ChatGPT and U(X): A Rapid Review on Measuring the User Experience
Katie Seaborn
TL;DR
This rapid review synthesizes how researchers have quantitatively measured the user experience (UX) of ChatGPT up to December 2024, focusing on manipulated independent variables, measured dependent variables, and measurement methods across 64 studies (N=15,759). It reveals substantial heterogeneity in constructs and instruments, with limited validation and reliability checks, and notes gaps such as underexplored voice modalities and social-intelligence factors. The authors introduce two preliminary frameworks to categorize IVs and DVs and provide an open data set to promote standardization and replication in future work. Overall, the study highlights the need for theory-driven, instrument-backed, GPT-version-aware UX measurement to enable robust meta-analyses and broader generalizability across contexts.
Abstract
ChatGPT, powered by a large language model (LLM), has revolutionized everyday human-computer interaction (HCI) since its 2022 release. While now used by millions around the world, a coherent pathway for evaluating the user experience (UX) ChatGPT offers remains missing. In this rapid review (N = 58), I explored how ChatGPT UX has been approached quantitatively so far. I focused on the independent variables (IVs) manipulated, the dependent variables (DVs) measured, and the methods used for measurement.
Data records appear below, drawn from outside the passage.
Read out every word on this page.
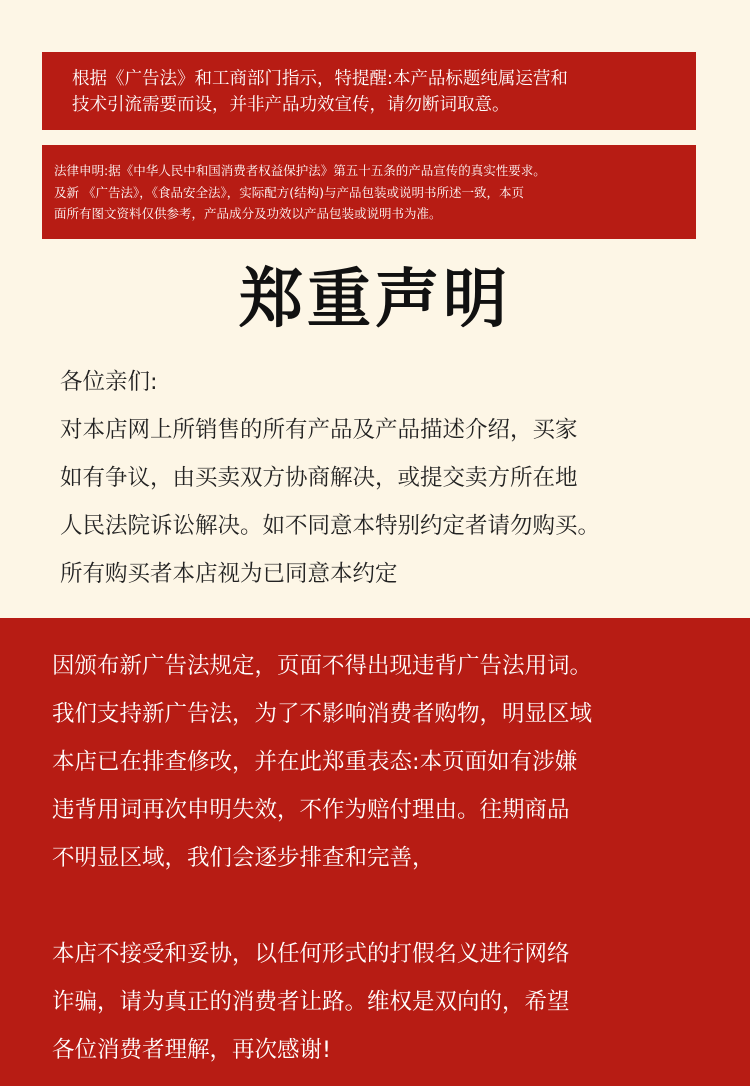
根据《广告法》和工商部门指示，特提醒:本产品标题纯属运营和
技术引流需要而设，并非产品功效宣传，请勿断词取意。
法律申明:据《中华人民中和国消费者权益保护法》第五十五条的产品宣传的真实性要求。
及新 《广告法》，《食品安全法》，实际配方(结构)与产品包装或说明书所述一致，本页
面所有图文资料仅供参考，产品成分及功效以产品包装或说明书为准。
郑重声明

各位亲们:

对本店网上所销售的所有产品及产品描述介绍，买家

如有争议，由买卖双方协商解决，或提交卖方所在地

人民法院诉讼解决。如不同意本特别约定者请勿购买。

所有购买者本店视为已同意本约定

因颁布新广告法规定，页面不得出现违背广告法用词。

我们支持新广告法，为了不影响消费者购物，明显区域

本店已在排查修改，并在此郑重表态:本页面如有涉嫌

违背用词再次申明失效，不作为赔付理由。往期商品

不明显区域，我们会逐步排查和完善，

本店不接受和妥协，以任何形式的打假名义进行网络

诈骗，请为真正的消费者让路。维权是双向的，希望

各位消费者理解，再次感谢!
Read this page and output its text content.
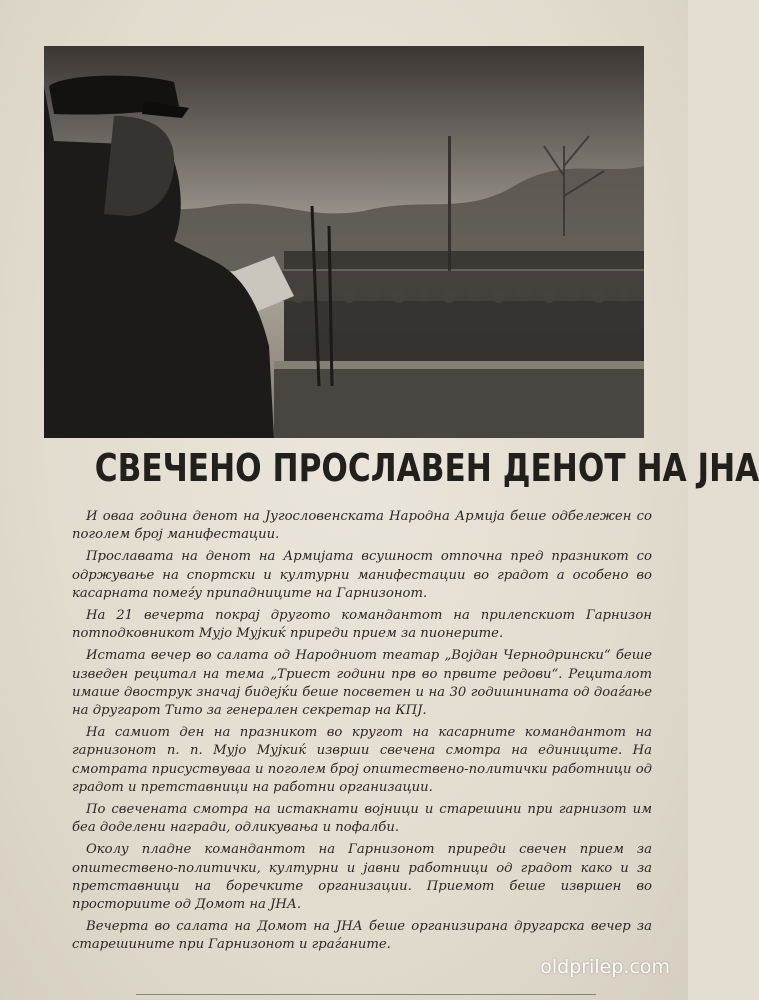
СВЕЧЕНО ПРОСЛАВЕН ДЕНОТ НА ЈНА

И оваа година денот на Југословенската Народна Армија беше одбележен со поголем број манифестации.

Прославата на денот на Армијата всушност отпочна пред празникот со одржување на спортски и културни манифестации во градот а особено во касарната помеѓу припадниците на Гарнизонот.

На 21 вечерта покрај другото командантот на прилепскиот Гарнизон потподковникот Мујо Мујкиќ приреди прием за пионерите.

Истата вечер во салата од Народниот театар „Војдан Чернодрински“ беше изведен рецитал на тема „Триест години прв во првите редови“. Рециталот имаше двострук значај бидејќи беше посветен и на 30 годишнината од доаѓање на другарот Тито за генерален секретар на КПЈ.

На самиот ден на празникот во кругот на касарните командантот на гарнизонот п. п. Мујо Мујкиќ изврши свечена смотра на единиците. На смотрата присуствуваа и поголем број општествено-политички работници од градот и претставници на работни организации.

По свечената смотра на истакнати војници и старешини при гарнизот им беа доделени награди, одликувања и пофалби.

Околу пладне командантот на Гарнизонот приреди свечен прием за општествено-политички, културни и јавни работници од градот како и за претставници на боречките организации. Приемот беше извршен во просториите од Домот на ЈНА.

Вечерта во салата на Домот на ЈНА беше организирана другарска вечер за старешините при Гарнизонот и граѓаните.

oldprilep.com
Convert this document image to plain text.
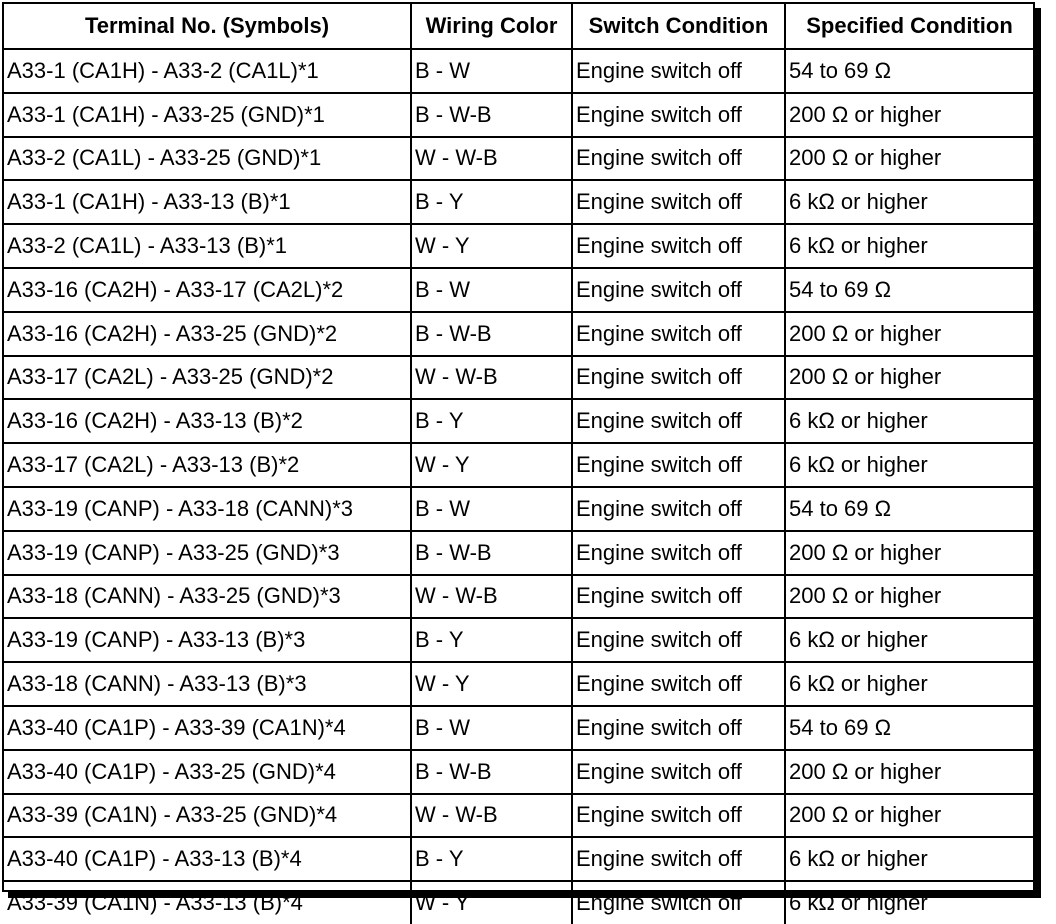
Terminal No. (Symbols)	Wiring Color	Switch Condition	Specified Condition
A33-1 (CA1H) - A33-2 (CA1L)*1	B - W	Engine switch off	54 to 69 Ω
A33-1 (CA1H) - A33-25 (GND)*1	B - W-B	Engine switch off	200 Ω or higher
A33-2 (CA1L) - A33-25 (GND)*1	W - W-B	Engine switch off	200 Ω or higher
A33-1 (CA1H) - A33-13 (B)*1	B - Y	Engine switch off	6 kΩ or higher
A33-2 (CA1L) - A33-13 (B)*1	W - Y	Engine switch off	6 kΩ or higher
A33-16 (CA2H) - A33-17 (CA2L)*2	B - W	Engine switch off	54 to 69 Ω
A33-16 (CA2H) - A33-25 (GND)*2	B - W-B	Engine switch off	200 Ω or higher
A33-17 (CA2L) - A33-25 (GND)*2	W - W-B	Engine switch off	200 Ω or higher
A33-16 (CA2H) - A33-13 (B)*2	B - Y	Engine switch off	6 kΩ or higher
A33-17 (CA2L) - A33-13 (B)*2	W - Y	Engine switch off	6 kΩ or higher
A33-19 (CANP) - A33-18 (CANN)*3	B - W	Engine switch off	54 to 69 Ω
A33-19 (CANP) - A33-25 (GND)*3	B - W-B	Engine switch off	200 Ω or higher
A33-18 (CANN) - A33-25 (GND)*3	W - W-B	Engine switch off	200 Ω or higher
A33-19 (CANP) - A33-13 (B)*3	B - Y	Engine switch off	6 kΩ or higher
A33-18 (CANN) - A33-13 (B)*3	W - Y	Engine switch off	6 kΩ or higher
A33-40 (CA1P) - A33-39 (CA1N)*4	B - W	Engine switch off	54 to 69 Ω
A33-40 (CA1P) - A33-25 (GND)*4	B - W-B	Engine switch off	200 Ω or higher
A33-39 (CA1N) - A33-25 (GND)*4	W - W-B	Engine switch off	200 Ω or higher
A33-40 (CA1P) - A33-13 (B)*4	B - Y	Engine switch off	6 kΩ or higher
A33-39 (CA1N) - A33-13 (B)*4	W - Y	Engine switch off	6 kΩ or higher
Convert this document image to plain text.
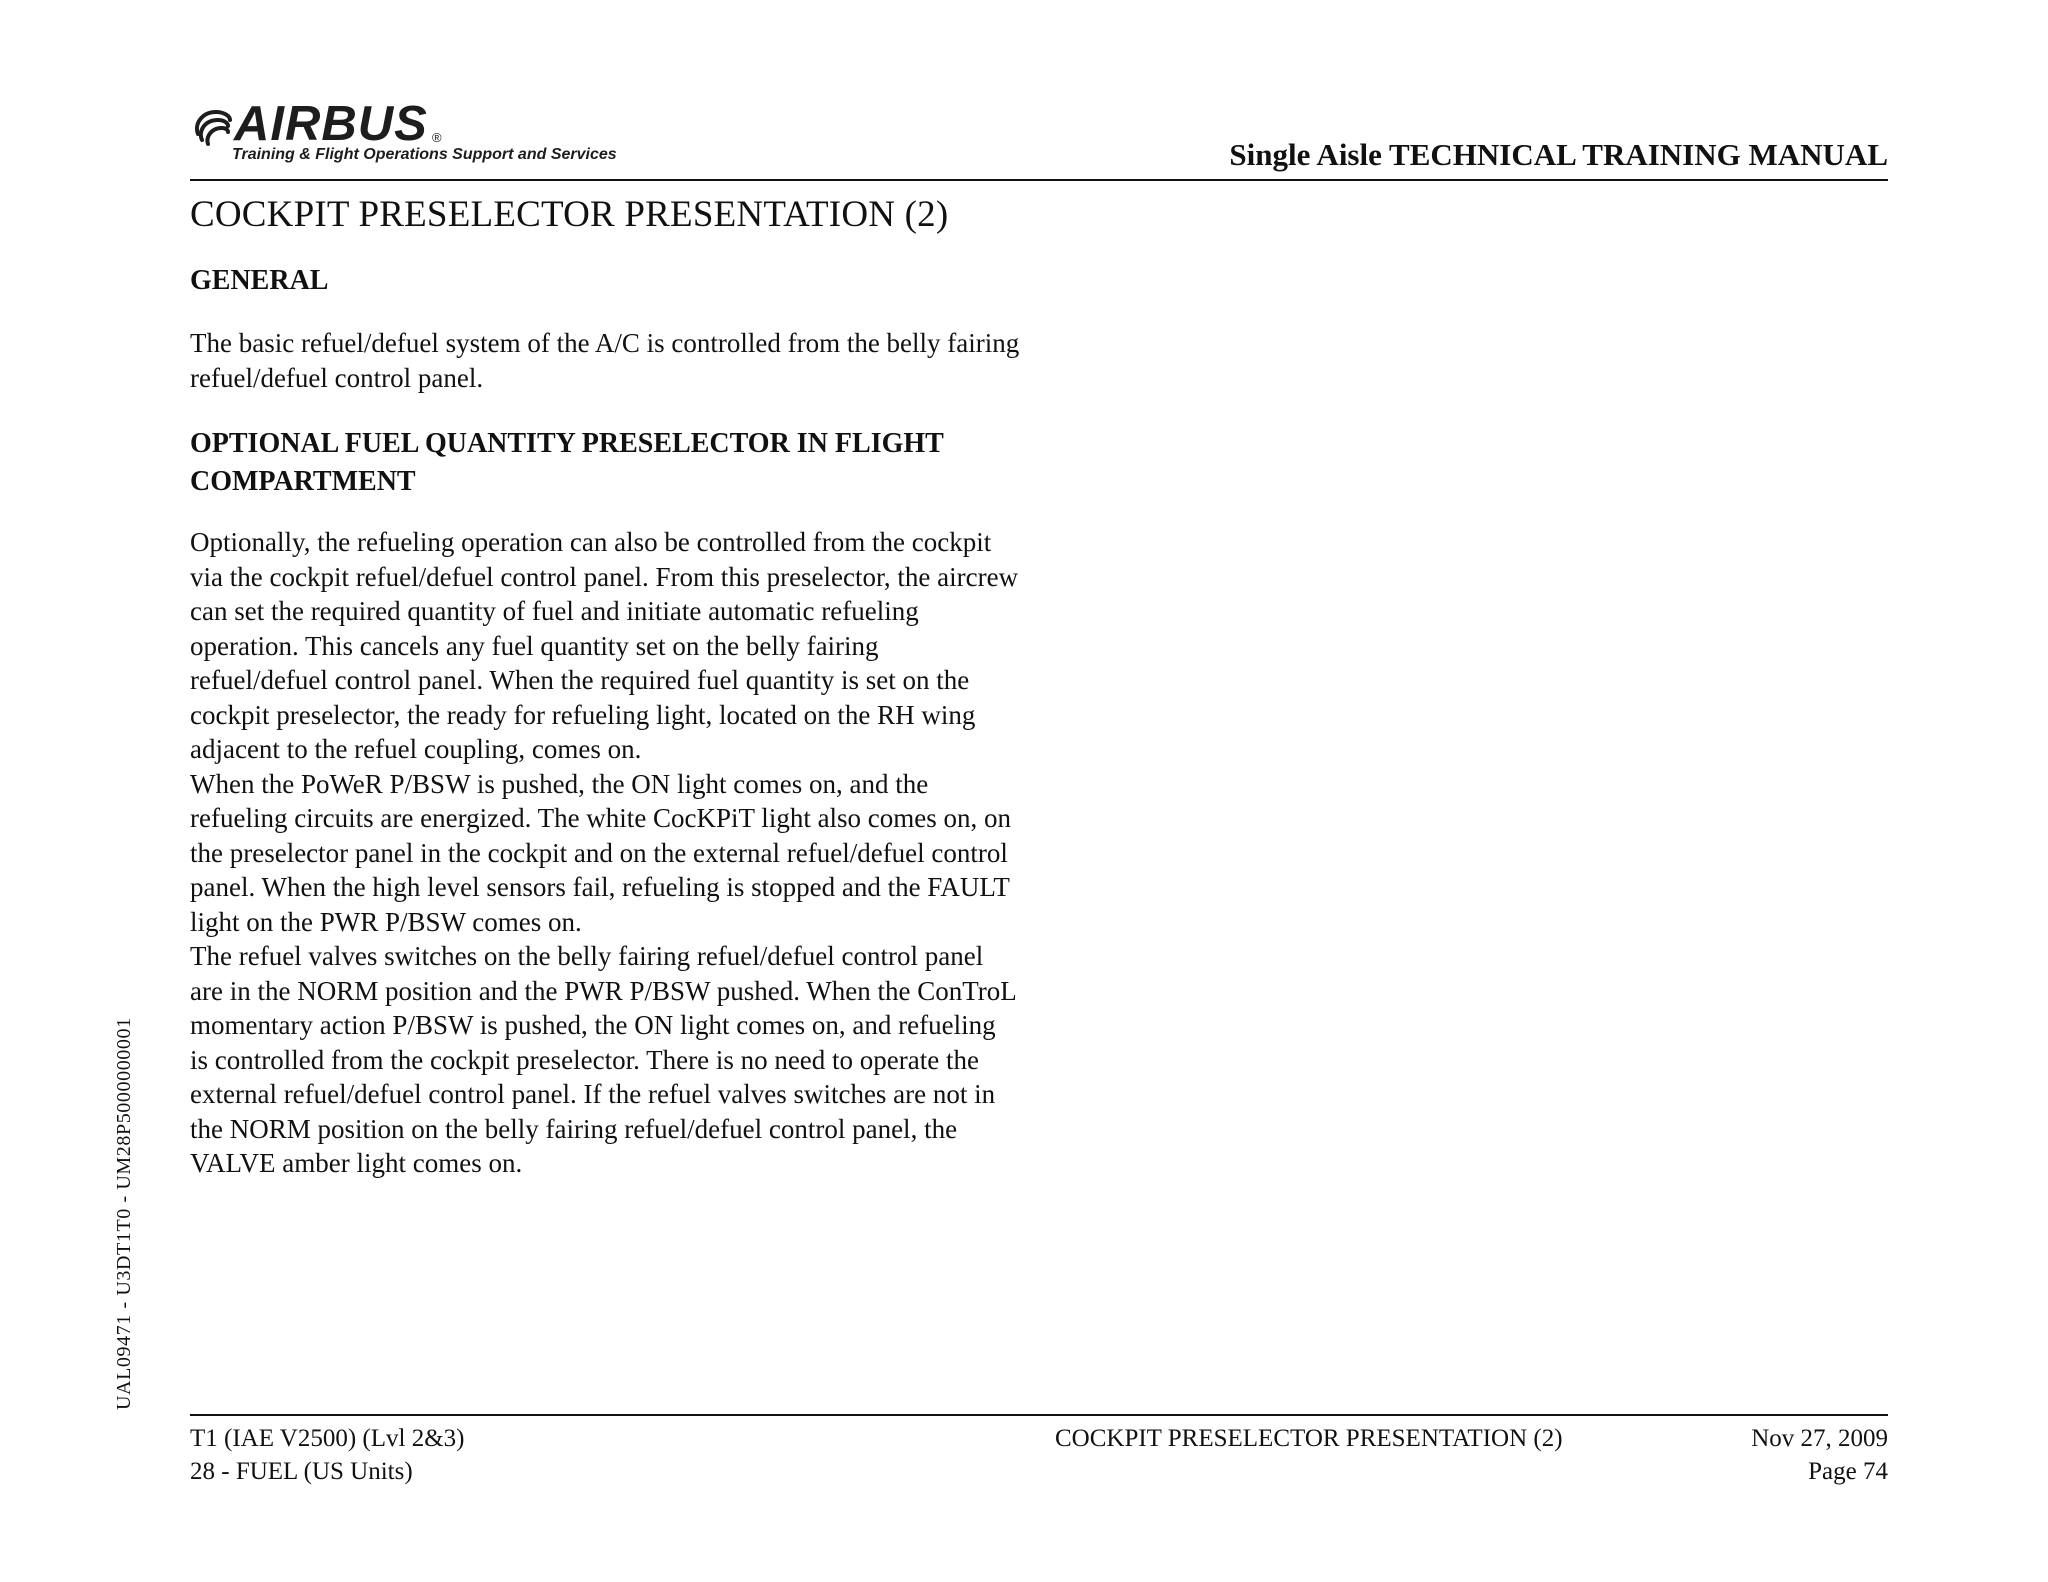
AIRBUS ®
Training & Flight Operations Support and Services	Single Aisle TECHNICAL TRAINING MANUAL
COCKPIT PRESELECTOR PRESENTATION (2)
GENERAL

The basic refuel/defuel system of the A/C is controlled from the belly fairing refuel/defuel control panel.

OPTIONAL FUEL QUANTITY PRESELECTOR IN FLIGHT COMPARTMENT

Optionally, the refueling operation can also be controlled from the cockpit via the cockpit refuel/defuel control panel. From this preselector, the aircrew can set the required quantity of fuel and initiate automatic refueling operation. This cancels any fuel quantity set on the belly fairing refuel/defuel control panel. When the required fuel quantity is set on the cockpit preselector, the ready for refueling light, located on the RH wing adjacent to the refuel coupling, comes on.

When the PoWeR P/BSW is pushed, the ON light comes on, and the refueling circuits are energized. The white CocKPiT light also comes on, on the preselector panel in the cockpit and on the external refuel/defuel control panel. When the high level sensors fail, refueling is stopped and the FAULT light on the PWR P/BSW comes on.

The refuel valves switches on the belly fairing refuel/defuel control panel are in the NORM position and the PWR P/BSW pushed. When the ConTroL momentary action P/BSW is pushed, the ON light comes on, and refueling is controlled from the cockpit preselector. There is no need to operate the external refuel/defuel control panel. If the refuel valves switches are not in the NORM position on the belly fairing refuel/defuel control panel, the VALVE amber light comes on.

UAL09471 - U3DT1T0 - UM28P5000000001
T1 (IAE V2500) (Lvl 2&3)
28 - FUEL (US Units)
COCKPIT PRESELECTOR PRESENTATION (2)	Nov 27, 2009
Page 74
Findings reveal trends, gaps, and emerging consensus in UX assessments. This work offers a first step towards synthesizing existing approaches to measuring ChatGPT UX, urgent trajectories to advance standardization and breadth, and two preliminary frameworks aimed at guiding future research and tool development. I seek to elevate the field of ChatGPT UX by empowering researchers and practitioners in optimizing user interactions with ChatGPT and similar LLM-based systems.